West Edition

Black Workers Center rallies against job discrimination

LOS ANGELES — About 100 advocates representing worker rights organizations joined together for a Local Enforcement Now rally April 24 to voice their support for localizing enforcement of civil rights protections in the workplace.

The rally, held at downtown L.A.’s Biddy Mason Park — a walking tour park named after a former slave and pioneering philanthropist — was followed by a march to City Hall. The march was a demonstration of support for local authorities to enforce workplace discrimination laws.

The rally also was held to celebrate Gov. Jerry Brown’s support of prioritizing civil rights enforcement on the local level. Currently, the state’s Department of Fair Employment and Housing is the state agency responsible for enforcing laws against workplace discrimination – with race and disability representing 70 percent of claims, followed by claims of sexual harassment.

To help protect workers on a local level, a civil rights advocacy campaign, led by the Los Angeles Black Worker Center, was launched last year to help provide protection to workers in the very cities where their discrimination happened. In response to their call, the governor last October directed the formation of an advisory group — composed of key state representatives, community advocates and employers — to study the feasibility of local governments enforcing California’s Fair Employment and Housing Act laws in their boundaries.

The advisory group will provide a report with findings and recommendations to the governor and Legislature by the end of this year.

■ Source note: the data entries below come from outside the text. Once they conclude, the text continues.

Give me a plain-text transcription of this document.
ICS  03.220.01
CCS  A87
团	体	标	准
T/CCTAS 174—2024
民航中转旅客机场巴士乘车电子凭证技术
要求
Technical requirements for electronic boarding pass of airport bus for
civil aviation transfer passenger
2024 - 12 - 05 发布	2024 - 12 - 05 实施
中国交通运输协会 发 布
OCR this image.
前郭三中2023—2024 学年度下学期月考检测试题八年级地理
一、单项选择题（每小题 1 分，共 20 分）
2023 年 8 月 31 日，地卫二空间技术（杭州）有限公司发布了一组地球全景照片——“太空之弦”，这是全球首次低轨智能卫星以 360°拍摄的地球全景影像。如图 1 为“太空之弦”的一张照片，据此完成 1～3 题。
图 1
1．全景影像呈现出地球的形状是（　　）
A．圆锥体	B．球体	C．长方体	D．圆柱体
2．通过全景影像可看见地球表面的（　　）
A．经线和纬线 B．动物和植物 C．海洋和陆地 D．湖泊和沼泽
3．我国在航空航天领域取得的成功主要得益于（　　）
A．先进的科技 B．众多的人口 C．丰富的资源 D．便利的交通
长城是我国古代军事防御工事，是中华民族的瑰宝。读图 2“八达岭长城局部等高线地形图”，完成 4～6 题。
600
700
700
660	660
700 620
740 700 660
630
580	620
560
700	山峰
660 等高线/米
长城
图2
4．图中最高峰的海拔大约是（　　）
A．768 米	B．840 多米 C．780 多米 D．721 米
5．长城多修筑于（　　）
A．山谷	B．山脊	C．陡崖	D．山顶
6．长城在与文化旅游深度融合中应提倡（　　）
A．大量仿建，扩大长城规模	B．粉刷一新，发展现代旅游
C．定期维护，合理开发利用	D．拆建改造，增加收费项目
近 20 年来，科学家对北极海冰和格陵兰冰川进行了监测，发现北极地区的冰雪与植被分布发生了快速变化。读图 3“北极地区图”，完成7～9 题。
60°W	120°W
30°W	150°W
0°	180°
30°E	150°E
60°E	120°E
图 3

If approved, it will become the first important step toward combatting employment discrimination at the local level.

“Sadly, black workers are two-and-a-half times more likely to file an employment discrimination complaint with the state but have half a chance of seeing any remedy. We can do better,” said Lola Smallwood Cuevas, executive director of the Los Angeles Black Workers Center, who helped lead the rally. “In 2017, our members pressed for a change in the law to put more enforcement boots on the ground in our cities and create an administrative process that brings the weight of city influence with local employers to bear.”

Also speaking at the rally was Department of Fair Employment and Housing Director Kevin Kish, who recently convened the advisory group directed by the governor.

“In California, we have the strongest anti-discrimination laws in the country. But we know that the laws in the books are not always the laws at the work site,” Kish. “So we’re proud to stand with Black Workers United, SEIU and others on the advisory committee to study local enforcement. And we’re excited to step up enforcement of our laws at the local and state level to protect all workers from discrimination.”

Other rally speakers included Rusty Hicks, Los Angeles County Federation of Labor president; and Myla Rahman, district director for state Sen. Steven Bradford.

Black Workers United is a statewide coalition of unions, community and civil rights organizations dedicated to ensuring a better tomorrow for California by building a fair and equitable society for black workers, women and other underrepresented populations in our economy.

The mission of the Los Angeles Black Workers Center is to change public policies and corporate practices in Los Angeles to advance economic justice for black workers, their families and the communities who rely on them.

The Black Workers Center’s long-term goals are to create access to quality jobs, dismantle the barriers of employment discrimination, and transform low-paying, low-skilled jobs into fulfilling and sustaining careers and vocations through unionization and leadership development.